Sunday, July 29, 2012
Anxiously waiting
I've spent the interim reading every Ideal Protein-related blog and message board I can find. Thankfully, the waiting is about to end; we're having our first meeting the day after tomorrow, where we'll learn the ins and outs of the program and get our food for the week. Yay!
I haven't ever been this excited for a new eating plan/lifestyle/diet. After trying everything under the sun, losing 100 lbs, becoming bulimic, going through treatment, and regaining 100 lbs at the 10 lbs/year rate, I've had a roller coaster decade. I've learned from my experience that I feel my best when I stick to lower carb diets. My body does not handle carbs well, and I have to eat <1200 calories/day in order to see very slow weight loss on typical carb-heavy low fat/low cal diets.
Anyway, I'm not planning to write out my entire life's history here.
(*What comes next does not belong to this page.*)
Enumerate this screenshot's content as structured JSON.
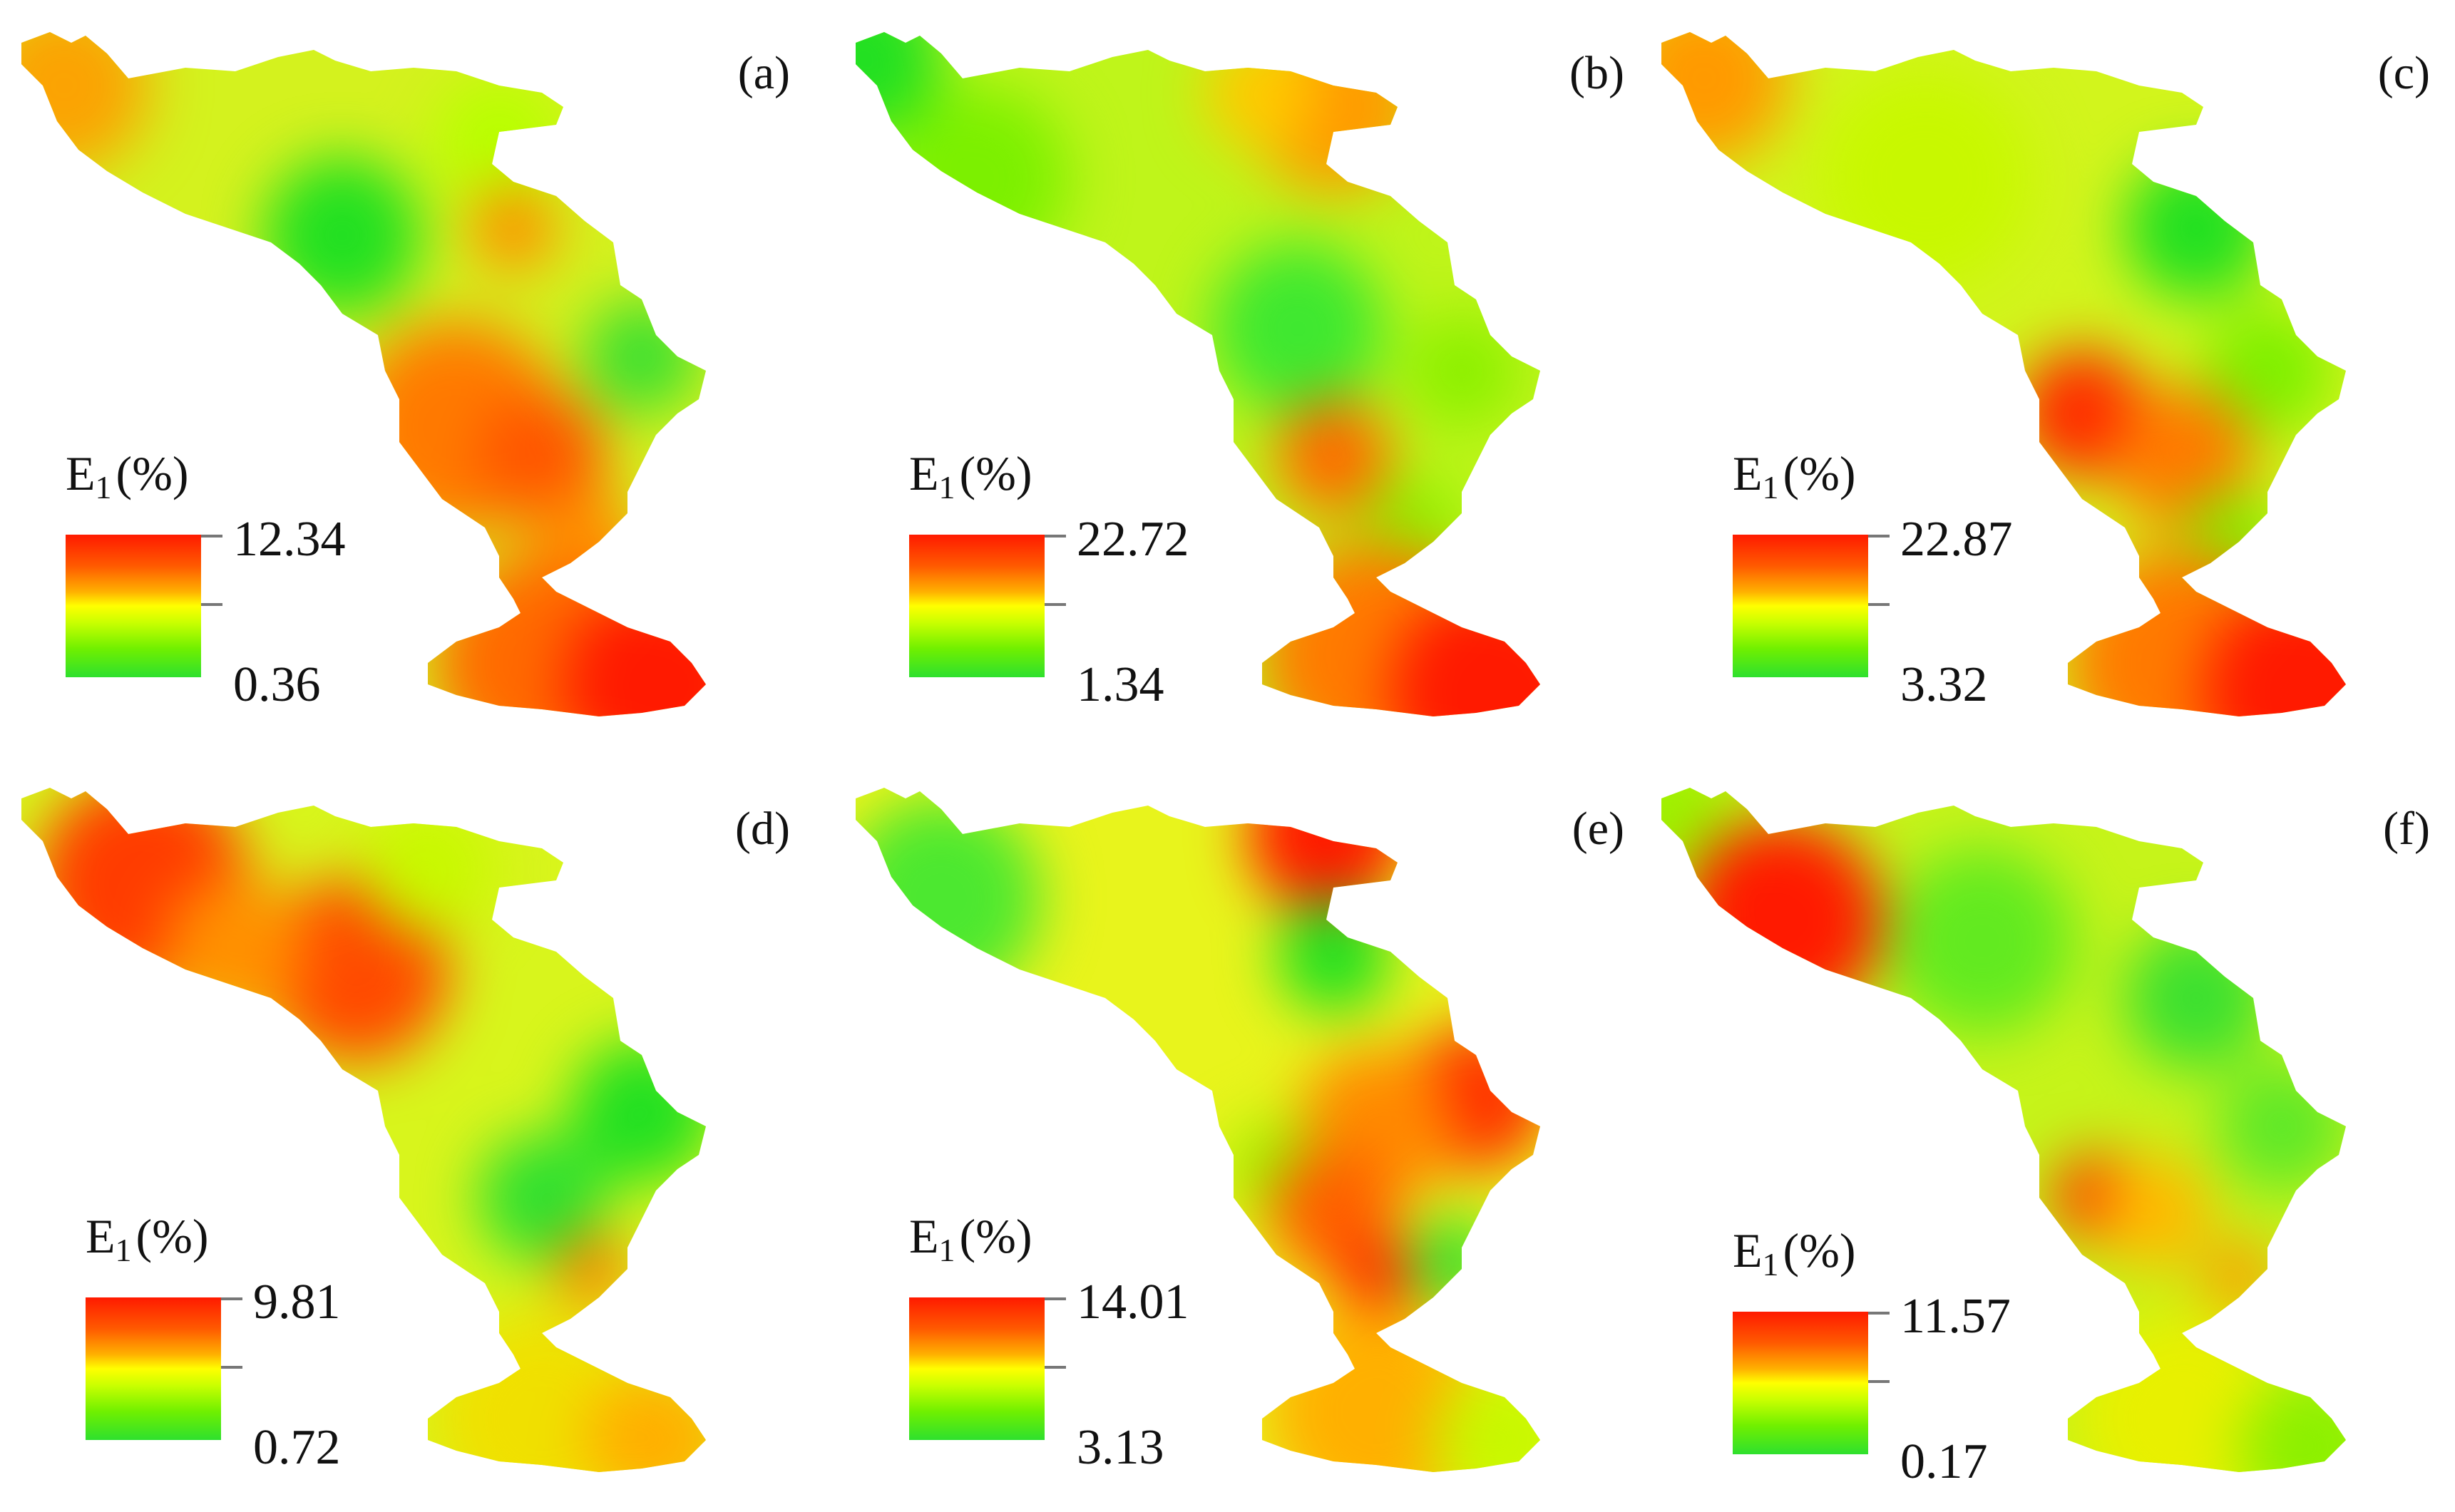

The past has happened, and now I'm here. Excited for the next chapter of my life. Fantasizing about cute clothes, bikinis, feeling comfortable in my skin. And on an airplane :-p
I'm going to post progress pictures, thoughts on the program food, and weight loss stats. I'm particularly excited about the body composition tests I'll have every week. It'll be really cool to see just how much of my body is fat, muscle, water, etc. I'm ready!